TCG Tracker Design Document

Goal / Motivation
Tech Stack
High Level Process
Issues
Learnings
Future Goals
- Embeded Looker Studio
- Daily TCG Movement Reports

TCGs have been rising in popularity and with it the prices of cards have been rising and falling constantly.

I was looking for a way to be alerted about any changes within the cards I already had, so that I could potentially look at selling them at the next card show or listing them on TCGPlayer.

I believe one of the biggest oppotunities in collecting is being able to sell playable cards at their peak. Being able to automate that kind of manual checking is what I set out to do.

Goal / Motivation

My goal is to leverage my skills and experience with the Google Cloud Platform(GCP) to build an automated pipeline to collect TCG data and make it readiliy available for analysis.

The next step would be to take that data and create daily alerts that would allow me to deep dive into the data to validate if the findings are correct.

Tech Stack

Platform
- Google Cloud Platform(GCP)
Storage
- Google Cloud Storage(GCS)
Data Warehouse
- BigQuery
  - Supports Paraquet
  - Free monthly credits
- Snowflake - Snowflake was considered but decided against it
  - No Free Credits - GCP has free monthly credits for BigQuery Analysis. Snowflake would incur a monthly cost.
  - Data Storage - BigQuery can leverage pre-defined external tables within GCS to cut down on costs. Snowflake would have to ingest some of all of the data into their own Data Warehouse to be able to run queries.
Data Pipeline
- GCP - Cloud Run
  - Cloud Run is Google’s Fully Managed Container Manager. It can be used for both setting up services as well as setting up periodic jobs.
  - By writing my code as Docker container I can ensure that my code can be reliably run anywhere.
  - By using Cloud Run, there is monthly free credits to use and thus I do not need to pay anything to utilize Cloud Run.
Cloud Artifacts
- GCP - Artifact Registry
  - To utilize Cloud Run, you will need to build a Dockerfile into a binary and have it live within a platform or within Artifact Registry.
  - There is a lower cap on how much Artifact Registry can hold before it starts charging. The limit 500 MBs across all projects. Once it is exceeds, it is cents per GB to host the files.
Version Control
- Github - https://github.com/dchen-8/tcg_tracker

High Level Process

Every day, Cloud Run will trigger my Docker Container and run a script to get price data from TCGCSV.com. This data will then be transformed into a Paraquet file and loaded into Google Cloud Storage in a year-month-date file format. This data will be read from BigQuery as an external table which will allow BigQuery to run SQL queries across the data without having to ingest the data into BigQuery. This would scale and save on costs.

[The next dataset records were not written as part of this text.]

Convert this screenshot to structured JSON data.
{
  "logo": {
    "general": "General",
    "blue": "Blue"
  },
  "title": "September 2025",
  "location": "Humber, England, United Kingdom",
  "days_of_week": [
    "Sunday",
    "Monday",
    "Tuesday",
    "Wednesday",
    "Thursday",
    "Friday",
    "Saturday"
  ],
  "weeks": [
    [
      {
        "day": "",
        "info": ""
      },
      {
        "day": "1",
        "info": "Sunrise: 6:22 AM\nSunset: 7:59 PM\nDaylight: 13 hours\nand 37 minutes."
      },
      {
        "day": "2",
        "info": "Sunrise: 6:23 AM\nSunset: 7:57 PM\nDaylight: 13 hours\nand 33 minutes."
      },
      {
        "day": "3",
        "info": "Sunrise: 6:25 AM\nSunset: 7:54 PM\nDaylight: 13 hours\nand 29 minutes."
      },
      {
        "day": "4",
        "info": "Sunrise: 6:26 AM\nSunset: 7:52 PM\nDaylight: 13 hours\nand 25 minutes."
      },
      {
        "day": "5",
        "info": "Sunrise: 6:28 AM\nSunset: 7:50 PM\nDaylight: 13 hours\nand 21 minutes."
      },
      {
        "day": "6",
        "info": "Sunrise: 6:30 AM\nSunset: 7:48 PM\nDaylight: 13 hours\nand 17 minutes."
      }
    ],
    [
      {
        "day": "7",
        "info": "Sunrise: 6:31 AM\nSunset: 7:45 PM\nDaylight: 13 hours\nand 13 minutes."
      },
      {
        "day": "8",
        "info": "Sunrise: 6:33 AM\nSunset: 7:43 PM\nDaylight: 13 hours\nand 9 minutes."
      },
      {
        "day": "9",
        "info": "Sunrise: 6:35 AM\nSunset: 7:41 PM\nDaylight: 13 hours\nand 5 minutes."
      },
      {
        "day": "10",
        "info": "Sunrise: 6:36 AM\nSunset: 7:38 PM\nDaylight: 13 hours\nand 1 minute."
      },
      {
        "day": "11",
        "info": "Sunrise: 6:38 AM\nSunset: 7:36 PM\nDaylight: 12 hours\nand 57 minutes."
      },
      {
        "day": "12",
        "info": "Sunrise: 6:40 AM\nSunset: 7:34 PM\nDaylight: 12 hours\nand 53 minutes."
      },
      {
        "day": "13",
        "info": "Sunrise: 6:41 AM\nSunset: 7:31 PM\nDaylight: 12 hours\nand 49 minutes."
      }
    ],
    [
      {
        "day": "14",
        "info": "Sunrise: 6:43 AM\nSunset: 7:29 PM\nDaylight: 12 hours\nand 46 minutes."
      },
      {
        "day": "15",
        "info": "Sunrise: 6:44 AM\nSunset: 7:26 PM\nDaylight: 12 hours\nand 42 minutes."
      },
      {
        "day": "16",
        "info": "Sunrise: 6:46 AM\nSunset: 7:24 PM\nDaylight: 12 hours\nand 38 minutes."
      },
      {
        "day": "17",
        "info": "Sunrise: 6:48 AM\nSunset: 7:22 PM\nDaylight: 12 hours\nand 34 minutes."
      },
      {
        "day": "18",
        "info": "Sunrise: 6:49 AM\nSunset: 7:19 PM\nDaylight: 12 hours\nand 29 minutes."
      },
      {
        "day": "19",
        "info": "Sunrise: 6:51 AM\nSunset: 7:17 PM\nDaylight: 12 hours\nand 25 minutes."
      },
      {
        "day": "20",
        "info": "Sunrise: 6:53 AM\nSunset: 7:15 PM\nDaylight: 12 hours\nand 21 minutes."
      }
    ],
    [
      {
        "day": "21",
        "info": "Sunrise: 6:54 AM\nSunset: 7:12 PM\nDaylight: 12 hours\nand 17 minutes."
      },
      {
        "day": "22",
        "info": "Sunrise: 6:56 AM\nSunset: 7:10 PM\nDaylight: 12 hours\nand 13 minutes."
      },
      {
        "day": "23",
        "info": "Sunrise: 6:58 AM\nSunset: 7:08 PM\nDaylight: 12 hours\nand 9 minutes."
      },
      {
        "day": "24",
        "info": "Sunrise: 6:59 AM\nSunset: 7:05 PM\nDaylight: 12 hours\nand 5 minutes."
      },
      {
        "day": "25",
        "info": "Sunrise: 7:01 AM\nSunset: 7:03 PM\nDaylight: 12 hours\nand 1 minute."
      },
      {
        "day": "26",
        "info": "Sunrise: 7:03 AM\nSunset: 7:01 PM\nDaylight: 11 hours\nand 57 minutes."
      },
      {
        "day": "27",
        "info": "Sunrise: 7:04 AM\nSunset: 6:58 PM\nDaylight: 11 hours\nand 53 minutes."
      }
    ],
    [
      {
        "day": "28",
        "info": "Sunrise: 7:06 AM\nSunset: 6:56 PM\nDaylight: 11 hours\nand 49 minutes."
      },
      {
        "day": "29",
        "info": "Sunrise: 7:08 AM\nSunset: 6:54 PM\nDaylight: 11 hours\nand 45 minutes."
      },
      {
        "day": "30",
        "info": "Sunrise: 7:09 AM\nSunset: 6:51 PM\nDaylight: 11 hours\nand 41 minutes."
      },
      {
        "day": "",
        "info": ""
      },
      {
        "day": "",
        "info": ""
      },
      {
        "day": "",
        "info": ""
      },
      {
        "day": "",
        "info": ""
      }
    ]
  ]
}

Every week, Cloud Run will trigger another Docker Container and run a script to get product data from TCGCSV.com. This data is over 100K records and thus can only be gathered once a week otherwise the amount of data being collected could become quite large. Prices data is much smaller as there is less fields to return. The data will be converted to Paraquet and loaded into Google Cloud Storage in a year-month-date file format.

Issues

Python Alphine Image not compatible with Cloud Run

Cloud Run was having an issue with the Docker Alpine image (All versions), it kept returning an error

RuntimeWarning: As the c extension couldn't be imported, `google-crc32c` is using a pure python implementation that is significantly slower. If possible, please configure a c build environment and compile the extension
  warnings.warn(_SLOW_CRC32C_WARNING, RuntimeWarning)

I was able to find this comment about running the Docker build command with extra arguments to bypass the issue. https://github.com/googleapis/python-crc32c/issues/83#issuecomment-910515271

I was eventually able to build Cloud Image that would run on Cloud Run with this command:

gcloud run jobs deploy tcg-tracker --source . --region us-west1 --set-env-vars CRC32C_PURE_PYTHON=1

File Path Format for BigQuery External Table

BigQuery supports Hive Paritioning of the data. Generally I would have wanted to put the data into a dated file path name like ‘/yyyy/mm/dd/file.data’ which is a nice looking struture in which data hierarchy is easy to see. Hive paritioning is differnt in that the file path has tags embbed which allows Hive to under stand the inferred column name.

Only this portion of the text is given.